There are too many errors in the dataset！

CalmCapK opened this issue 10 months ago · 8 comments

Your dataset is probably not manually confirmed, especially the dataset for the noise robustness experiment and the information integration experiment. More than half of the data is wrong:

The negative reference document contains positive information;
Positive reference document contains label but is not necessarily related to the question;
When the script processes data, negative data will be used when postivate is insufficient, so the noise ratio loses its meaning;
.....
Please carefully confirm the accuracy of your data.

Answer 1 · 2024-03-05T12:17:55.000Z

As mentioned in our paper, we did not manually review retrieval documents. However, we noticed several issues about the quality of retrieval documents. Therefore, we are currently conducting manual and ChatGPT checks on the retrieval document and will update the dataset soon.

Answer 2 · 2024-03-10T18:02:58.000Z

As mentioned in our paper, we did not manually review retrieval documents. However, we noticed several issues about the quality of retrieval documents. Therefore, we are currently conducting manual and ChatGPT checks on the retrieval document and will update the dataset soon.

@chen700564 Can you provide some estimates of how much time do you need to conduct all the checks?

Answer 3 · 2024-03-11T02:02:04.000Z

As mentioned in our paper, we did not manually review retrieval documents. However, we noticed several issues about the quality of retrieval documents. Therefore, we are currently conducting manual and ChatGPT checks on the retrieval document and will update the dataset soon.

@chen700564 Can you provide some estimates of how much time do you need to conduct all the checks?

It can be finished in this month, and I will release the new data as soon as possible (maybe this week or next week).

Answer 4 · 2024-03-11T12:37:09.000Z

As mentioned in our paper, we did not manually review retrieval documents. However, we noticed several issues about the quality of retrieval documents. Therefore, we are currently conducting manual and ChatGPT checks on the retrieval document and will update the dataset soon.
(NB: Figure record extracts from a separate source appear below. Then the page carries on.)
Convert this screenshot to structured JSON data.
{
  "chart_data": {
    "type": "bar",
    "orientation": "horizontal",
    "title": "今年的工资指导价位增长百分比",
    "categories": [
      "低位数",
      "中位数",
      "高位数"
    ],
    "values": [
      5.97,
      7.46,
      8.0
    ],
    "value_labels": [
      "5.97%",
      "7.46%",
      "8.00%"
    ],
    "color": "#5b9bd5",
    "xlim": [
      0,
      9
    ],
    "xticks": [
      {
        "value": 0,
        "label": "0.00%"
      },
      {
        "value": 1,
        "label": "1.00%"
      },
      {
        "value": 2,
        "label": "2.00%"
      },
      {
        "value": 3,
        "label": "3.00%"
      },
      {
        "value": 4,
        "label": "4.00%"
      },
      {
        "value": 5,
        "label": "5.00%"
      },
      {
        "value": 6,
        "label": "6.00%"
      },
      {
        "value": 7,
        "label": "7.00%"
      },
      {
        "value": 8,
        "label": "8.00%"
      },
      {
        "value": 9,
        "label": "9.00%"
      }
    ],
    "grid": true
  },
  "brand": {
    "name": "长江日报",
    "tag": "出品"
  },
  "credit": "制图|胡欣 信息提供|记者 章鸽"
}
@chen700564 Can you provide some estimates of how much time do you need to conduct all the checks?

It can be finished in this month, and I will release the new data as soon as possible (maybe this week or next week).

Wonderful, thank you!

Answer 5 · 2024-03-22T14:35:57.000Z

Is it confirmed that it has been updated?
Has this data been cleaned?

Answer 6 · 2024-03-22T15:26:40.000Z

Is it confirmed that it has been updated? Has this data been cleaned?

Yes, most of the positive documents and some of negative documents are updated

Answer 7 · 2024-04-02T05:41:13.000Z

I see that there are two refined new files updated. Thanks for your work!

However, it looks like the data files for the information integration task still have some errors, including fake positive news, queries without supporting materials, etc.

Do you have plans to update those files as well? Thx!

Answer 8 · 2024-04-03T01:33:22.000Z

I see that there are two refined new files updated. Thanks for your work!

However, it looks like the data files for the information integration task still have some errors, including fake positive news, queries without supporting materials, etc.

Do you have plans to update those files as well? Thx!

While we do not have immediate plans to update en_int and zh_int, we will provide notification in the readme once the updates are completed (potentially within a few months).